Hollow Knight: Silksong is an exemplar of its form. Games like Metroid and Castlevania helped establish the fun of an exploration and platforming adventure filled with upgrades that open up new paths to progression, and Team Cherry’s second Hollow Knight game takes that concept to a profound level of depth, sophistication, and scope. Pacing issues and a punishing approach to forward progression prevent a full-throated endorsement to every type of player, but those with significant patience can uncover a true masterpiece.
While there are some scant references to the prior game, players should be comfortable thinking of Silksong’s story as a standalone installment, in which a warrior princess bug named Hornet is taken against her will to a distant kingdom called Pharloom. After escaping, she seeks to uncover the reason for her kidnapping and the secrets of the place, gradually unfolding a story of ancient mysteries and the decayed remains of a sovereignty governed through the powers of silk and music. The worldbuilding is immaculate, from the visuals of a land that has fallen into ruin to the beautifully written dialogue between characters that fleshes out the fiction.

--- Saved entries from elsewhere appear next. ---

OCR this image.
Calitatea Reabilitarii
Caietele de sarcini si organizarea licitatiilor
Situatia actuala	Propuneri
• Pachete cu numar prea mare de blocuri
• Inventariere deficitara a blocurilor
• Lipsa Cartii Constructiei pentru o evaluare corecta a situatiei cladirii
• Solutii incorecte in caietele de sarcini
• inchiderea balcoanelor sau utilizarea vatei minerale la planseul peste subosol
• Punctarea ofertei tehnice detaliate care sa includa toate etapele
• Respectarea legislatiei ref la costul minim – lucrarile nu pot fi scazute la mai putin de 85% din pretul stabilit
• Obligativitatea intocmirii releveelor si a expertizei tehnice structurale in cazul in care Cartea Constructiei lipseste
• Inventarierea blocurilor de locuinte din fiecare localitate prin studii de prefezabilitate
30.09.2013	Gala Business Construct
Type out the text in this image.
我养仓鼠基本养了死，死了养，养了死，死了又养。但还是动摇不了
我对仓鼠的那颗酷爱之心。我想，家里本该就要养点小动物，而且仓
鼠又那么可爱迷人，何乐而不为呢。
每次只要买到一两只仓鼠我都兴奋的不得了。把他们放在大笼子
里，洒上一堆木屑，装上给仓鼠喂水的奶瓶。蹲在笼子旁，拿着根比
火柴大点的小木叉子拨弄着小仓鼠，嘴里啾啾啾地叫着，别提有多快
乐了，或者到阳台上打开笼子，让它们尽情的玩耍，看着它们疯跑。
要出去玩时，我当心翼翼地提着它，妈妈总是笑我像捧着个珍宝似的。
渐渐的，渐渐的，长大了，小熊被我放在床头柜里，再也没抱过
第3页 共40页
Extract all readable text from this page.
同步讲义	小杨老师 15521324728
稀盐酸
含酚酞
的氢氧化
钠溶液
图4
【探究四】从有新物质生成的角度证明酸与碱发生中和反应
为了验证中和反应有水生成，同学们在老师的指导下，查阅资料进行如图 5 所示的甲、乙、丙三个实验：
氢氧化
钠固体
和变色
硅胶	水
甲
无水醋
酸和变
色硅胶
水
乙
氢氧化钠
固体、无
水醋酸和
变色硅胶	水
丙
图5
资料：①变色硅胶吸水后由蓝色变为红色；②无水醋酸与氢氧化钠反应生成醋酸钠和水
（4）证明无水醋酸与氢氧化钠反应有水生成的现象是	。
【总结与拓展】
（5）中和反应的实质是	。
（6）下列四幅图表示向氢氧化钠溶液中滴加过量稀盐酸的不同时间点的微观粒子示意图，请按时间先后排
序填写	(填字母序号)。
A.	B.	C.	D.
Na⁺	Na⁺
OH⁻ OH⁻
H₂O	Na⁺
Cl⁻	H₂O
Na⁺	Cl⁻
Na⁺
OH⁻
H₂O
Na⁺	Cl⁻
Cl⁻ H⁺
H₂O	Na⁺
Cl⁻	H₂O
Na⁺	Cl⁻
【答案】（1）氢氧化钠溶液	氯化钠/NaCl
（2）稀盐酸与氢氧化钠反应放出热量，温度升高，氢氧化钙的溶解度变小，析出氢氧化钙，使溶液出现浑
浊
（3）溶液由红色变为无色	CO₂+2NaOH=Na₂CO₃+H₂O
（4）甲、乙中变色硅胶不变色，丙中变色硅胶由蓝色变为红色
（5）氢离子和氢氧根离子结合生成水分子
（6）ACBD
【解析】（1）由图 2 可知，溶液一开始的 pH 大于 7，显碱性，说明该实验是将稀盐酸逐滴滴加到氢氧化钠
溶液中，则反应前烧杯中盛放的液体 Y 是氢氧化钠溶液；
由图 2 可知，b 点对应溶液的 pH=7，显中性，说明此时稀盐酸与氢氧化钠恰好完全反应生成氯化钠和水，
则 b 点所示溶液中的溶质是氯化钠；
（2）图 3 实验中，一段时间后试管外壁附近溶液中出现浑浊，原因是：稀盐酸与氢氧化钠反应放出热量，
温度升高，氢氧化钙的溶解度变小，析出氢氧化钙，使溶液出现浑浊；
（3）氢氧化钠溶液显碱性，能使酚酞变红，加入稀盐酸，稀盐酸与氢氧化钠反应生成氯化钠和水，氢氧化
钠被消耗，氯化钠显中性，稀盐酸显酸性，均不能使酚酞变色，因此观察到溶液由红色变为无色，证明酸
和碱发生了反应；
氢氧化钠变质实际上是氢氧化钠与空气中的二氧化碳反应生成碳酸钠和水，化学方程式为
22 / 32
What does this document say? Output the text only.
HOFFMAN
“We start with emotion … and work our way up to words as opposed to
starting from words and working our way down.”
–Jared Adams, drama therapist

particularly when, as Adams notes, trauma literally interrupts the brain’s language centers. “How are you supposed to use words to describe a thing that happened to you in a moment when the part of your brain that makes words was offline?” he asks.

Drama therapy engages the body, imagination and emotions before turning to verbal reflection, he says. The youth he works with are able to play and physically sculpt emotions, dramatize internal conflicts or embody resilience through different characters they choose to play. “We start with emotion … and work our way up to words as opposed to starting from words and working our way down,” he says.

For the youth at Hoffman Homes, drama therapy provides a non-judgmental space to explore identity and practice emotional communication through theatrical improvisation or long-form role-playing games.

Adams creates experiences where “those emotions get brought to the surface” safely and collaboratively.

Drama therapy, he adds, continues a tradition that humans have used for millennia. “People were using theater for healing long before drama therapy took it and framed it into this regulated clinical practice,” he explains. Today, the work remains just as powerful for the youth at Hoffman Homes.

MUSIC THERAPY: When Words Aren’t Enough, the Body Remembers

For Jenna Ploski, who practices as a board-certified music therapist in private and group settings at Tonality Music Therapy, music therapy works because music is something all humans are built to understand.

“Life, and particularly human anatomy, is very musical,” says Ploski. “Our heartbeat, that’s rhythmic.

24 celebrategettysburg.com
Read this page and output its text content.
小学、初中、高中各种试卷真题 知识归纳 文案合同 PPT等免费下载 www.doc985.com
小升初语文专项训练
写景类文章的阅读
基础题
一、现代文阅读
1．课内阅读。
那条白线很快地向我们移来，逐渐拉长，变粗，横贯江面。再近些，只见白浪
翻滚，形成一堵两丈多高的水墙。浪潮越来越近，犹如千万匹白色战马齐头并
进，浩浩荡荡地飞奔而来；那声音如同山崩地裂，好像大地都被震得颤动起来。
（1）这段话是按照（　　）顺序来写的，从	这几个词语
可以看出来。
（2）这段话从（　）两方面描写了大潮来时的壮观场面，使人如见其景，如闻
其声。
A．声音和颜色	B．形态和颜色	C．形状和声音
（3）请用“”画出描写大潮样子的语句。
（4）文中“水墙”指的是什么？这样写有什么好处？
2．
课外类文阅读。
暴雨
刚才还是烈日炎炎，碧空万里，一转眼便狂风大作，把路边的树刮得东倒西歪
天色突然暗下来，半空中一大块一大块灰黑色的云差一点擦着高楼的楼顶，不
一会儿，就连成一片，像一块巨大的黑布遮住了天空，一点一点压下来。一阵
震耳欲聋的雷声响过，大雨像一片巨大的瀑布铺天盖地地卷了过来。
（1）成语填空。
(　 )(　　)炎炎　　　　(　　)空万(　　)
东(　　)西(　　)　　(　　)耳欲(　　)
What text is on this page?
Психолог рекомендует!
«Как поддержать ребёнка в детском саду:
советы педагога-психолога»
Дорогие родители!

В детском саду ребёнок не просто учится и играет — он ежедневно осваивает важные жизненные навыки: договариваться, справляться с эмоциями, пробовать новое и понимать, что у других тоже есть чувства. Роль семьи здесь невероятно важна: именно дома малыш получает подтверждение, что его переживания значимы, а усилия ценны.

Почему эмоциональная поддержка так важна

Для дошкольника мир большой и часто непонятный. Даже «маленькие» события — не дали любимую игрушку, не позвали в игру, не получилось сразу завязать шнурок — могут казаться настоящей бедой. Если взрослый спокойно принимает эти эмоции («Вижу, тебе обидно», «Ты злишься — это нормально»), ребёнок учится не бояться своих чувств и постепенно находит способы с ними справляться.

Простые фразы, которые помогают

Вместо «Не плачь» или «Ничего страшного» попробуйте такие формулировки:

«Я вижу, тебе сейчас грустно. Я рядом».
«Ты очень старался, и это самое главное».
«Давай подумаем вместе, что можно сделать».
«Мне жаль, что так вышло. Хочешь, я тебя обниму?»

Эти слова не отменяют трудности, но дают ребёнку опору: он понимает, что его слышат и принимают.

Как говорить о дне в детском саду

The environmental storytelling is backed up by rewarding exploration and traversal. Silksong’s world is truly vast, with an interconnected network of biomes that each contribute new threads to the web of understanding, from abandoned halls of long-forgotten experiments to clockwork machinery that drives the kingdom’s waning functions. Hidden paths abound, and the gradual unlocking of new shortcuts and areas that appear through the acquisition of abilities makes for a satisfying loop.
Several platforming sequences are highly challenging, demanding split-second pad/stick control for long and unforgiving stretches. I relish those challenges for their design and canny pathing, but the distance between rest points does little to contribute to that enjoyment. Instead, I found the insistence on extremely long checkpoint placement hampered the sense of pacing in several instances, since I was forced to repeatedly redo early and manageable sections just to get a chance to practice and perfect the later ones.
While combat encounters are frequent and demanding, they are tuned to reward careful attention and clever use of resources. Over the dozens of hours it takes to reach even the first of several endings, I consistently felt a sense of evolving control over the onscreen action, which is enhanced by several distinct crests, each of which alters movement, attacks, and available abilities in subtle but important ways. The distinct playstyles are yet one more way that Silksong layers in nuance.
I was especially fond of many of the bosses, which often have a wide variety of interesting movesets to learn and evocative visual themes that set each apart from the rest. In particular, bosses like Lace, Phantom, and the Cogwork Dancers feel rhythmic and intense, like impactful duels between master combatants.
While the boss battles themselves are a rewarding challenge, I can’t say I was always a fan of the extreme damage each dealt, often ending individual attempts in mere seconds, or the sponge-like health pools of most, which sometimes feel like a chore to work through, even after nailing the mechanics of the fight. The frequent insistence on long, gauntlet-like runbacks to retry a given battle exacerbates those issues, which reads more like an unnecessary time sink, rather than a fun addition to the difficulty.
Like many great games, all of Silksong’s systems, difficulty, and storytelling feel intentional and crafted to be as they are. Even as particular frustrations held back some measure of my potential enjoyment, I simultaneously marveled at the care that has gone into each detail of Silksong’s measured unraveling of plot and gameplay. Even beyond the credits, hours and hours of optional endings, additional zones and bosses, and new plot elements wait to be brought to light by a devoted player. It’s a truly immense game filled with hard-won moments of discovery and revelation.
Musicians know the feeling of a piece that is woven with complexity, which takes longer to learn than most, but brings commensurate satisfaction upon mastery; Silksong is the video game equivalent, sitting ready to be played and adored, but only after appropriate levels of devotion and persistence.